Segundo Leonardo Miranda, a venda de uma refinaria precisa incluir outros ativos de infraestrutura ligadas a essa unidade para viabilizar a operação pelo operador privado e ainda aumentar o valor do negócio.
— Se a Petrobras tiver que mudar esse modelo que é de mercado, isso sim criará uma insegurança jurídica. Não vejo manobra nenhuma no que a Petrobras fez. Estão dizendo que a Petrobras está fatiando, mas o Cade determinou que a companhia vendesse esses ativos. Não está sendo fatiada, está sendo desverticalizada — insiste Miranda.
Ali Hage sócio da área de Óleo e Gás do Veirano Advogados, concorda que, se a Petrobras tiver que vender as refinarias em separado, sem ativos de infraestrutura local como sistemas de tancagem e dutos, será por preços piores. Ele também não considera agregar infraestruturas às refinarias uma manobra ilegal:
— A estratégia da Petrobras é focar os investimentos no pré-sal, e ela precisa se capitalizar para isso. Não tem o menor sentido amarrar a empresa, dizer que não pode vender um ativo, um pedaço da empresa. Porque ela vai continuar existindo e crescendo. O fato de ter um ativo a mais ou a menos não vai mudar. Vender a refinaria e sua infraestrutura logística é muito mais atrativo, além de ser muito mais complicado vender esses ativos isoladamente.
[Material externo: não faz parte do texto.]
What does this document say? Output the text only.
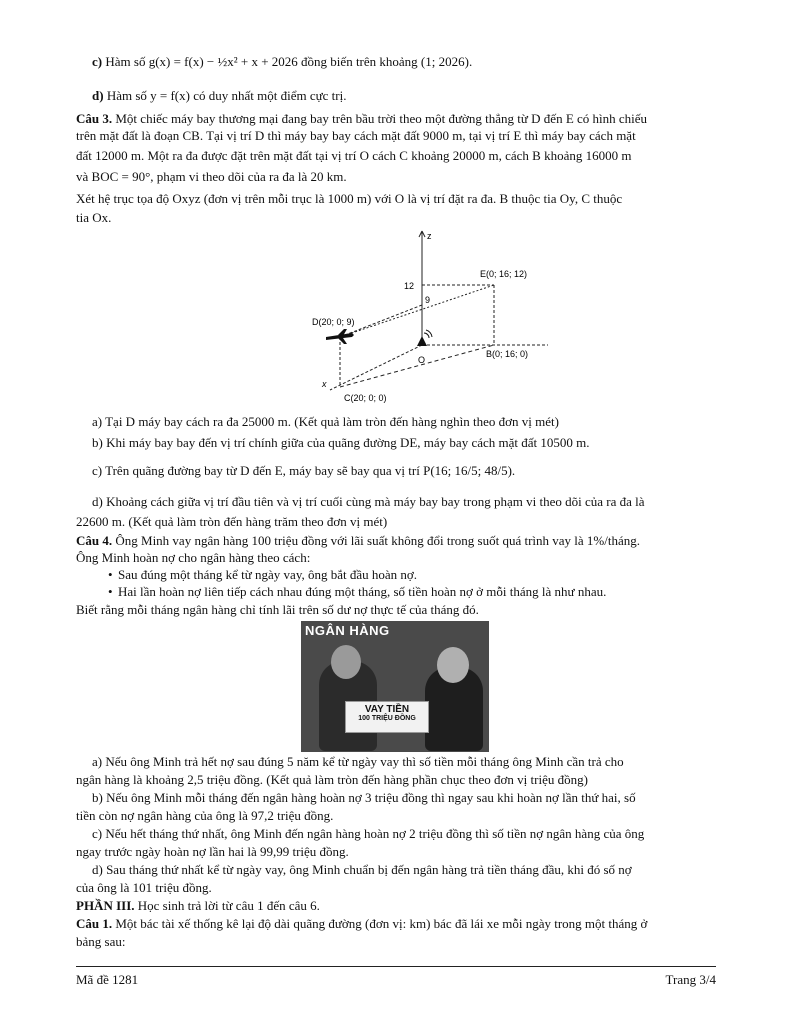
c) Hàm số g(x) = f(x) − ½x² + x + 2026 đồng biến trên khoảng (1; 2026).
d) Hàm số y = f(x) có duy nhất một điểm cực trị.
Câu 3. Một chiếc máy bay thương mại đang bay trên bầu trời theo một đường thẳng từ D đến E có hình chiếu
trên mặt đất là đoạn CB. Tại vị trí D thì máy bay bay cách mặt đất 9000 m, tại vị trí E thì máy bay cách mặt
đất 12000 m. Một ra đa được đặt trên mặt đất tại vị trí O cách C khoảng 20000 m, cách B khoảng 16000 m
và BOC = 90°, phạm vi theo dõi của ra đa là 20 km.
Xét hệ trục tọa độ Oxyz (đơn vị trên mỗi trục là 1000 m) với O là vị trí đặt ra đa. B thuộc tia Oy, C thuộc
tia Ox.
z
x
12
9
E(0; 16; 12)
D(20; 0; 9)
B(0; 16; 0)
C(20; 0; 0)
O
a) Tại D máy bay cách ra đa 25000 m. (Kết quả làm tròn đến hàng nghìn theo đơn vị mét)
b) Khi máy bay bay đến vị trí chính giữa của quãng đường DE, máy bay cách mặt đất 10500 m.
c) Trên quãng đường bay từ D đến E, máy bay sẽ bay qua vị trí P(16; 16/5; 48/5).
d) Khoảng cách giữa vị trí đầu tiên và vị trí cuối cùng mà máy bay bay trong phạm vi theo dõi của ra đa là
22600 m. (Kết quả làm tròn đến hàng trăm theo đơn vị mét)
Câu 4. Ông Minh vay ngân hàng 100 triệu đồng với lãi suất không đổi trong suốt quá trình vay là 1%/tháng.
Ông Minh hoàn nợ cho ngân hàng theo cách:
• Sau đúng một tháng kể từ ngày vay, ông bắt đầu hoàn nợ.
• Hai lần hoàn nợ liên tiếp cách nhau đúng một tháng, số tiền hoàn nợ ở mỗi tháng là như nhau.
Biết rằng mỗi tháng ngân hàng chỉ tính lãi trên số dư nợ thực tế của tháng đó.
NGÂN HÀNG
VAY TIỀN
100 TRIỆU ĐỒNG
a) Nếu ông Minh trả hết nợ sau đúng 5 năm kể từ ngày vay thì số tiền mỗi tháng ông Minh cần trả cho
ngân hàng là khoảng 2,5 triệu đồng. (Kết quả làm tròn đến hàng phần chục theo đơn vị triệu đồng)
b) Nếu ông Minh mỗi tháng đến ngân hàng hoàn nợ 3 triệu đồng thì ngay sau khi hoàn nợ lần thứ hai, số
tiền còn nợ ngân hàng của ông là 97,2 triệu đồng.
c) Nếu hết tháng thứ nhất, ông Minh đến ngân hàng hoàn nợ 2 triệu đồng thì số tiền nợ ngân hàng của ông
ngay trước ngày hoàn nợ lần hai là 99,99 triệu đồng.
d) Sau tháng thứ nhất kể từ ngày vay, ông Minh chuẩn bị đến ngân hàng trả tiền tháng đầu, khi đó số nợ
của ông là 101 triệu đồng.
PHẦN III. Học sinh trả lời từ câu 1 đến câu 6.
Câu 1. Một bác tài xế thống kê lại độ dài quãng đường (đơn vị: km) bác đã lái xe mỗi ngày trong một tháng ở
bảng sau:
Mã đề 1281	Trang 3/4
Negócios em andamento sob ameaça
A decisão contrária à Petrobras pelo STF acarretaria ainda, de acordo com Ali Hage maior insegurança jurídica para investimentos no setor de óleo e gás, o que é contra os interesses do país no estímulo à recuperação da economia no pós-pandemia.
O processo de venda de oito refinarias, que representam cerca de 50% de sua capacidade total de refino (cerca de 1,1 milhão de barris por dia de petróleo) já está em andamento. A estatal já está em fase final de negociação com o fundo de investimentos Mubadala para a venda da Refinaria Landulpho Alves (Rlam), na Bahia, a primeira do país. Também já iniciou fase de discussão com dois grupos interessados na Refinaria Getúlio Vargas (Repar), no Paraná.